Face à cette fragmentation des régimes juridiques traitant la santé publique tantôt en tant que droit à protéger, tantôt en tant qu’exception, le Président français appelait en mai 2020 à faire du vaccin contre la Covid-19 un « bien public mondial » qui « n’appartiendra à personne, mais nous appartiendra à tous ». Quinze mois plus tard, force est de constater que ce type de propos n’a pas reçu de traduction juridique. Pourtant des initiatives existent afin d’articuler les intérêts inhérents aux régimes juridiques des droits humains, du commerce, des droits de propriété intellectuelle et de protection de la santé publique. Un groupe d’experts de l’OMS a par exemple élaboré un projet de convention internationale en 2012 visant à concilier le développement économique et l’accès équitable aux produits de santé (Research and Development to Meet Health Needs in Developing Countries: Strengthening Global Financing and Coordination) : pour certaines maladies, il propose la création d’un mécanisme de financement international qui fixerait les priorités en matière de financement de la recherche pharmaceutique et faciliterait le transfert de technologie ainsi que le développement de capacités locales. Il se fonderait sur le principe de dissociation du prix final du médicament par rapport aux coûts de R&D. Alors que les possibilités de conclure une convention multilatérale semblent faibles, les instruments de droit souple ont démontré leur capacité à orienter l’interprétation du droit existant ou à le compléter, en jetant les bases d’une évolution prochaine de ce droit ; la Déclaration de Doha elle-même en est un bon exemple. En ce sens, le rapport du Groupe de haut niveau du Secrétaire général des Nations Unies sur l’accès aux médicaments de 2016 recommandant la mise en place d’un code international pourrait constituer une source d’inspiration pour une action multilatérale dont le centre de gravité pourrait se déplacer à l’OMS.
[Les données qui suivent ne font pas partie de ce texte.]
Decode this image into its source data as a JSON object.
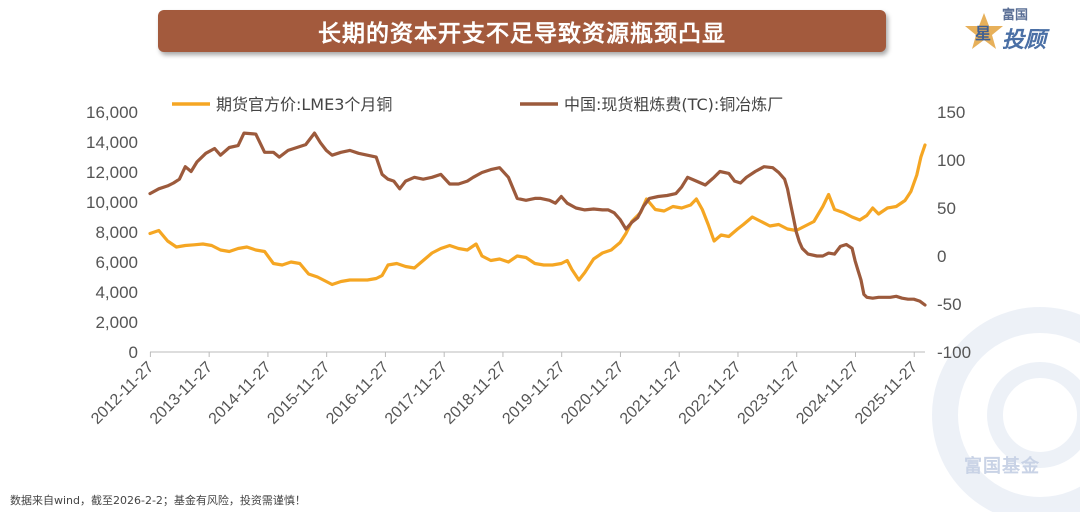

La voie du soutien mutuel (« mutual supportiveness ») mérite d’être explorée alors que le temps joue contre une sortie de la crise sanitaire et qu’en l’absence d’une prise de conscience qui se traduirait dans un véritable tournant – y compris au niveau du droit – tout porte à croire que cette situation puisse se reproduire prochainement, pour finalement ne plus être constitutive de « circonstances exceptionnelles ».